Israel says U.S.-Iran dialogue to fail without time frame, benchmarks
A senior Israeli official has said without a clear time frame and set benchmarks, the dialogue U. S. President Barack Obama plans to hold with Iran will fail to stop Tehran from obtaining nuclear weapons, local daily The Jerusalem Post reported Monday.
"I have no doubt that the Iranians will use any dialogue to stall for time if there will not be a clear time frame and clear benchmarks like telling them that they have two months to stop the enrichment," Israel's Strategic Affairs Minister Moshe Yaalon told the newspaper in a recent interview, Xinhua reported.
"These are the type of benchmarks that can test the Iranians, since anything else will be a waste of time. This time will be used by the Iranians to continue to move towards a nuclear military capability," said the former Israel Defense Forces (IDF) chief of general staff.
The West has to understand that it needs to confront the Iranians and can not make concessions, said Yaalon.
"What is happening between the Western world and the Islamic jihadists of Iran is a process that is built on previous surrenders and concessions," he said, adding that "What the West needs to do is to stand up against this wave and confront it."
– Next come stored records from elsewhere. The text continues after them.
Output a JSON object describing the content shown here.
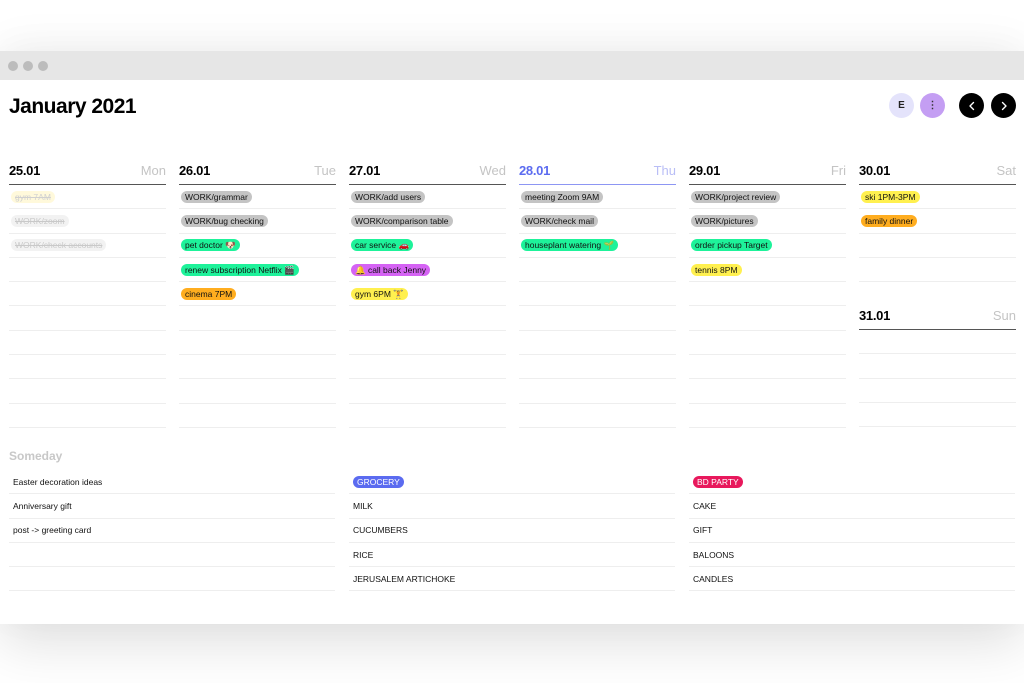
{
  "window": {
    "title_dots": 3
  },
  "header": {
    "title": "January 2021",
    "avatar_initial": "E",
    "more_icon": "⋮",
    "prev_icon": "chevron-left-icon",
    "next_icon": "chevron-right-icon"
  },
  "colors": {
    "today": "#5b6bf0",
    "gray": "#c4c4c4",
    "green": "#1ef29a",
    "orange": "#ffad1f",
    "yellow": "#fff04f",
    "purple": "#d563f4",
    "grocery": "#5b6bf0",
    "bd_party": "#e8185c"
  },
  "days": [
    {
      "date": "25.01",
      "name": "Mon",
      "today": false,
      "events": [
        {
          "label": "gym 7AM",
          "color": "lightyellow",
          "done": true
        },
        {
          "label": "WORK/zoom",
          "color": "lightgray",
          "done": true
        },
        {
          "label": "WORK/check accounts",
          "color": "lightgray",
          "done": true
        }
      ]
    },
    {
      "date": "26.01",
      "name": "Tue",
      "today": false,
      "events": [
        {
          "label": "WORK/grammar",
          "color": "gray"
        },
        {
          "label": "WORK/bug checking",
          "color": "gray"
        },
        {
          "label": "pet doctor 🐶",
          "color": "green"
        },
        {
          "label": "renew subscription Netflix 🎬",
          "color": "green"
        },
        {
          "label": "cinema 7PM",
          "color": "orange"
        }
      ]
    },
    {
      "date": "27.01",
      "name": "Wed",
      "today": false,
      "events": [
        {
          "label": "WORK/add users",
          "color": "gray"
        },
        {
          "label": "WORK/comparison table",
          "color": "gray"
        },
        {
          "label": "car service 🚗",
          "color": "green"
        },
        {
          "label": "🔔 call back Jenny",
          "color": "purple"
        },
        {
          "label": "gym 6PM 🏋",
          "color": "yellow"
        }
      ]
    },
    {
      "date": "28.01",
      "name": "Thu",
      "today": true,
      "events": [
        {
          "label": "meeting Zoom 9AM",
          "color": "gray"
        },
        {
          "label": "WORK/check mail",
          "color": "gray"
        },
        {
          "label": "houseplant watering 🌱",
          "color": "green"
        }
      ]
    },
    {
      "date": "29.01",
      "name": "Fri",
      "today": false,
      "events": [
        {
          "label": "WORK/project review",
          "color": "gray"
        },
        {
          "label": "WORK/pictures",
          "color": "gray"
        },
        {
          "label": "order pickup Target",
          "color": "green"
        },
        {
          "label": "tennis 8PM",
          "color": "yellow"
        }
      ]
    },
    {
      "date": "30.01",
      "name": "Sat",
      "today": false,
      "events": [
        {
          "label": "ski 1PM-3PM",
          "color": "yellow"
        },
        {
          "label": "family dinner",
          "color": "orange"
        }
      ]
    },
    {
      "date": "31.01",
      "name": "Sun",
      "today": false,
      "events": []
    }
  ],
  "someday": {
    "title": "Someday",
    "lists": [
      {
        "tag": null,
        "items": [
          "Easter decoration ideas",
          "Anniversary gift",
          "post -> greeting card",
          "",
          ""
        ]
      },
      {
        "tag": "GROCERY",
        "tag_color": "#5b6bf0",
        "items": [
          "MILK",
          "CUCUMBERS",
          "RICE",
          "JERUSALEM ARTICHOKE"
        ]
      },
      {
        "tag": "BD PARTY",
        "tag_color": "#e8185c",
        "items": [
          "CAKE",
          "GIFT",
          "BALOONS",
          "CANDLES"
        ]
      }
    ]
  }
}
When asked whether the IDF could stage an effective strike against Iranian nuclear facilities, Yaalon refused to comment.
"We need to hope that the job will be done by someone else and at the same time, as the Talmudic sage Hillel said, 'If I am not for myself who will be?'" he said.
In late February, Israeli Defense Minister Ehud Barak said that the United States had better confine its diplomatic attempt to choke Iran's nuclear drive due to the imminence of the alleged threat.
"There is a serious Iranian effort to make swift achievements, and time is running out... It is essential that the U.S. administration's initiative to talk to the Iranians be confined to a short period of time," said the defense minister.
"Meanwhile, the sanctions must be tightened so that it quickly becomes clear whether they have a chance of success or not," added Barak, while stressing that "Israel isn't taking any options off the table."
The United States and Israel have accused Iran of trying to develop nuclear weapons under the cover of a civilian nuclear program, but Iran has repeatedly denied the allegations, insisting that its nuclear program is for peaceful purposes only.